PREPARATION OF A PROTEASE RESISTANT DOMAIN OF THE [[alpha]]-HEMOLYSIN MONOMER FOR CRYSTALLIZATION. Y.-D. Mo and J.E. Gouaux, Department of Biochemistry & Molecular Biology, University of Chicago, Chicago, IL

[[alpha]]-Hemolysin ([[alpha]]HL) is secreted as a water-soluble monomer of 33.4 kDa that self-assembles to form heptameric transmembrane pores. Molecular entities along this pathway are the water-soluble monomer (1), the membrane-bound monomer (2), the heptameric prepore (3) and the fully assembled heptameric channel (4)¹. To elucidate molecular mechanisms for the assembly, we aim to determine high resolution structures of each species using x-ray diffraction techniques. The goal of this work is to determine the structure of the water-soluble monomer. However, the crystallization of wild-type [[alpha]]HL in a monomeric, water soluble form has proven difficult. Therefore, we have focused on partial proteolysis of the [[alpha]]HL monomer to obtain a species suitable for crystallization. Our assumption is that regions of the monomer that are easily removed by proteases under nondenaturing conditions represent flexible entities that are not portions of well-defined secondary or tertiary structure.
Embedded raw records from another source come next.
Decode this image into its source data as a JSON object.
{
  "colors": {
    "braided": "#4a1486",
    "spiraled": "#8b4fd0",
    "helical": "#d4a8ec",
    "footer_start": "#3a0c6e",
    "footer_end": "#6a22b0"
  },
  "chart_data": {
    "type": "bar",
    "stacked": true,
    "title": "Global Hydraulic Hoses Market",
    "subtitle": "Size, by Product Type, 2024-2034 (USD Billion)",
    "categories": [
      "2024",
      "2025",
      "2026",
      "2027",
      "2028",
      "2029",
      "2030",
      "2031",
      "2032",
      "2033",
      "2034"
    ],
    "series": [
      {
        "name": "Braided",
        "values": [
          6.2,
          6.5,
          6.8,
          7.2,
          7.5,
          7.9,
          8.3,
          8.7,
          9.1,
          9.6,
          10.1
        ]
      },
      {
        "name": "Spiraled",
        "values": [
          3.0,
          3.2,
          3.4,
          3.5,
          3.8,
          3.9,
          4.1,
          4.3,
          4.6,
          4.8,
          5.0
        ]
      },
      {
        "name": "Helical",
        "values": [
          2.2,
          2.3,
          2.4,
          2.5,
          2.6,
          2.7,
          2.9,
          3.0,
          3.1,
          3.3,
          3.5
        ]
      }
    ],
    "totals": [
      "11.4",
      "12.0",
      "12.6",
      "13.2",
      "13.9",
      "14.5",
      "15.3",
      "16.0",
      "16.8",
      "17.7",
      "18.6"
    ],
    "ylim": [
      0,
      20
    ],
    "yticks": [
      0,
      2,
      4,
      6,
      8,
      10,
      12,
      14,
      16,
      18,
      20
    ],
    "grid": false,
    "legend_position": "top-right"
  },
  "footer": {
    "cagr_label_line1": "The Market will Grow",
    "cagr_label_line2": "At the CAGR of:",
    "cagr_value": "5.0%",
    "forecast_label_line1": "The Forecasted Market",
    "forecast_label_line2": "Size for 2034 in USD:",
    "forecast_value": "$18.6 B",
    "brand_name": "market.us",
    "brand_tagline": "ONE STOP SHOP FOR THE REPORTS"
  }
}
Screening and optimization of partial proteolysis conditions have been carried out using trypsin², proteinase K³, elastase, pepsin, papain and subtilisin. In agreement with previous studies, limited proteolysis by trypsin, proteinase K and elastase produced one major protein band of about 17 kDa, indicating that cleavage occurs within the glycine-rich region near the middle of the primary structure. Further proteinase K treatment after cleavage by trypsin generated a major fragment with lower molecular weight than that produced by trypsin or proteinase K alone. The sequence and size of each proteolytic fragment will be determined by amino acid sequencing and high resolution electrospray mass spectrometry. Identification, characterization and purlfication of the major fragment of the trypsin-proteinase K digestion is in progress and further biochemical and crystallographic experiments will be reported.

¹Walker, B., et al. (1992) J. Biol. Chem. 267 21782-86.

²Blomqvist, L et al. (1987) FEBS Lett. 211 127

³Tobkes, N., Wallace, B.A. and Bayley, H. (1985) Biochemistry 24 1915-20.